What do these studies tell you?
- Experimental research allows the researcher to control the situation. In so doing, it allows researchers to answer the question, “what causes something to occur?”
- Permits the researcher to identify cause and effect relationships between variables and to distinguish placebo effects from treatment effects.
- Experimental research designs support the ability to limit alternative explanations and to infer direct causal relationships in the study.
- Approach provides the highest level of evidence for single studies.
- The design is artificial, and results may not generalize well to the real world.
- The artificial settings of experiments may alter subject behaviors or responses.
- Experimental designs can be costly if special equipment or facilities are needed.
- Some research problems cannot be studied using an experiment because of ethical or technical reasons.
- Difficult to apply ethnographic and other qualitative methods to experimental designed research studies.
A longitudinal study is a research study that involves repeated observations of the same variables over long periods of time. For example, if we want to measure if obesity levels in a population are increasing or decreasing, we could draw a sample of 1,000 people randomly from that population, we could measure their weight and height on the same day over a period of fifteen years. This longitudinal sample provides us with information of that population over the course of time and we could determine if the levels are increasing or decreasing.
A cross sectional study, or a cross section of a population, involves collecting data by observing many subjects at the same point of time, or without regard to differences in time. For example, if we want to measure current obesity levels in a population, we could draw a sample of 1,000 people randomly from that population (also known as a cross section of that population), measure their weight and height, and calculate what percentage of that sample is categorized as obese. This cross-sectional sample provides us with a snapshot of that population, at that one point in time. Note that we do not know based on one cross-sectional sample if obesity is increasing or decreasing.
Identify the Variable of Interest
It is important to carefully define the variables to be studied and find appropriate methods to collect the data. Are you looking only at one variable? If so, is it numerical in nature or categorical? If it's numerical, is it continuous or discrete? Are you looking for a relationship between two variables? If so, you need to define the explanatory variable and the response variable.
Collecting Data
You have to decide if an existing data source is sufficient, or whether new data needs to be collected. If you are using existing data, you need to know how that data was collected so that any limitations on use in your study can be identified. Did the data collectors employ methods to minimize the effects of extraneous factors? Were there potential confounding variables? If you are collecting new data, you need to consider how you will go about collecting and recording that data so that it will be both valid and reliable.
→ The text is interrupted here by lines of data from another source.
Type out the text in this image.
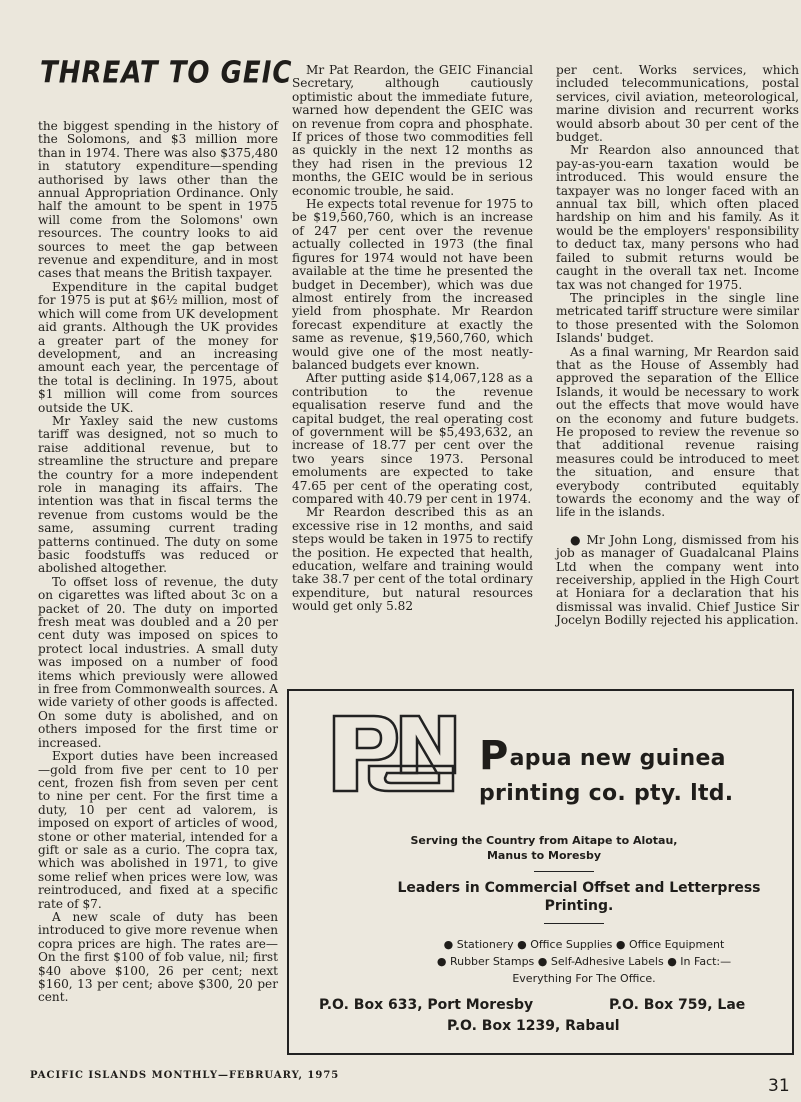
THREAT TO GEIC

the biggest spending in the history of the Solomons, and $3 million more than in 1974. There was also $375,480 in statutory expenditure—spending authorised by laws other than the annual Appropriation Ordinance. Only half the amount to be spent in 1975 will come from the Solomons' own resources. The country looks to aid sources to meet the gap between revenue and expenditure, and in most cases that means the British taxpayer.

Expenditure in the capital budget for 1975 is put at $6½ million, most of which will come from UK development aid grants. Although the UK provides a greater part of the money for development, and an increasing amount each year, the percentage of the total is declining. In 1975, about $1 million will come from sources outside the UK.

Mr Yaxley said the new customs tariff was designed, not so much to raise additional revenue, but to streamline the structure and prepare the country for a more independent role in managing its affairs. The intention was that in fiscal terms the revenue from customs would be the same, assuming current trading patterns continued. The duty on some basic foodstuffs was reduced or abolished altogether.

To offset loss of revenue, the duty on cigarettes was lifted about 3c on a packet of 20. The duty on imported fresh meat was doubled and a 20 per cent duty was imposed on spices to protect local industries. A small duty was imposed on a number of food items which previously were allowed in free from Commonwealth sources. A wide variety of other goods is affected. On some duty is abolished, and on others imposed for the first time or increased.

Export duties have been increased —gold from five per cent to 10 per cent, frozen fish from seven per cent to nine per cent. For the first time a duty, 10 per cent ad valorem, is imposed on export of articles of wood, stone or other material, intended for a gift or sale as a curio. The copra tax, which was abolished in 1971, to give some relief when prices were low, was reintroduced, and fixed at a specific rate of $7.

A new scale of duty has been introduced to give more revenue when copra prices are high. The rates are—On the first $100 of fob value, nil; first $40 above $100, 26 per cent; next $160, 13 per cent; above $300, 20 per cent.

Mr Pat Reardon, the GEIC Financial Secretary, although cautiously optimistic about the immediate future, warned how dependent the GEIC was on revenue from copra and phosphate. If prices of those two commodities fell as quickly in the next 12 months as they had risen in the previous 12 months, the GEIC would be in serious economic trouble, he said.

He expects total revenue for 1975 to be $19,560,760, which is an increase of 247 per cent over the revenue actually collected in 1973 (the final figures for 1974 would not have been available at the time he presented the budget in December), which was due almost entirely from the increased yield from phosphate. Mr Reardon forecast expenditure at exactly the same as revenue, $19,560,760, which would give one of the most neatly-balanced budgets ever known.

After putting aside $14,067,128 as a contribution to the revenue equalisation reserve fund and the capital budget, the real operating cost of government will be $5,493,632, an increase of 18.77 per cent over the two years since 1973. Personal emoluments are expected to take 47.65 per cent of the operating cost, compared with 40.79 per cent in 1974.

Mr Reardon described this as an excessive rise in 12 months, and said steps would be taken in 1975 to rectify the position. He expected that health, education, welfare and training would take 38.7 per cent of the total ordinary expenditure, but natural resources would get only 5.82

per cent. Works services, which included telecommunications, postal services, civil aviation, meteorological, marine division and recurrent works would absorb about 30 per cent of the budget.

Mr Reardon also announced that pay-as-you-earn taxation would be introduced. This would ensure the taxpayer was no longer faced with an annual tax bill, which often placed hardship on him and his family. As it would be the employers' responsibility to deduct tax, many persons who had failed to submit returns would be caught in the overall tax net. Income tax was not changed for 1975.

The principles in the single line metricated tariff structure were similar to those presented with the Solomon Islands' budget.

As a final warning, Mr Reardon said that as the House of Assembly had approved the separation of the Ellice Islands, it would be necessary to work out the effects that move would have on the economy and future budgets. He proposed to review the revenue so that additional revenue raising measures could be introduced to meet the situation, and ensure that everybody contributed equitably towards the economy and the way of life in the islands.

● Mr John Long, dismissed from his job as manager of Guadalcanal Plains Ltd when the company went into receivership, applied in the High Court at Honiara for a declaration that his dismissal was invalid. Chief Justice Sir Jocelyn Bodilly rejected his application.

PNG
Papua new guinea
printing co. pty. ltd.
Serving the Country from Aitape to Alotau,
Manus to Moresby
Leaders in Commercial Offset and Letterpress
Printing.
● Stationery ● Office Supplies ● Office Equipment
● Rubber Stamps ● Self-Adhesive Labels ● In Fact:—
Everything For The Office.
P.O. Box 633, Port Moresby	P.O. Box 759, Lae
P.O. Box 1239, Rabaul
PACIFIC ISLANDS MONTHLY—FEBRUARY, 1975
31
Extraneous Factors and Confounding Variables
Extraneous and confounding variables are variables other than the independent variable which may have an effect on the dependent variable. They are important when designing your experiment because they could potentially alter your results leading to misinterpretation and flawed conclusions! For example: A study shows that there is a statistical relationship between ice-cream consumption and number of drowning deaths for a given period. These two variables have a positive correlation with each other. An evaluator might attempt to explain this correlation by inferring a causal relationship between the two variables (either that ice-cream causes drowning, or that drowning causes ice-cream consumption). However, a more likely explanation is that the relationship between ice-cream consumption and drowning is spurious and that a third, confounding, variable (the season) influences both variables: during the summer, warmer temperatures lead to increased ice-cream consumption as well as more people swimming and thus more drowning deaths.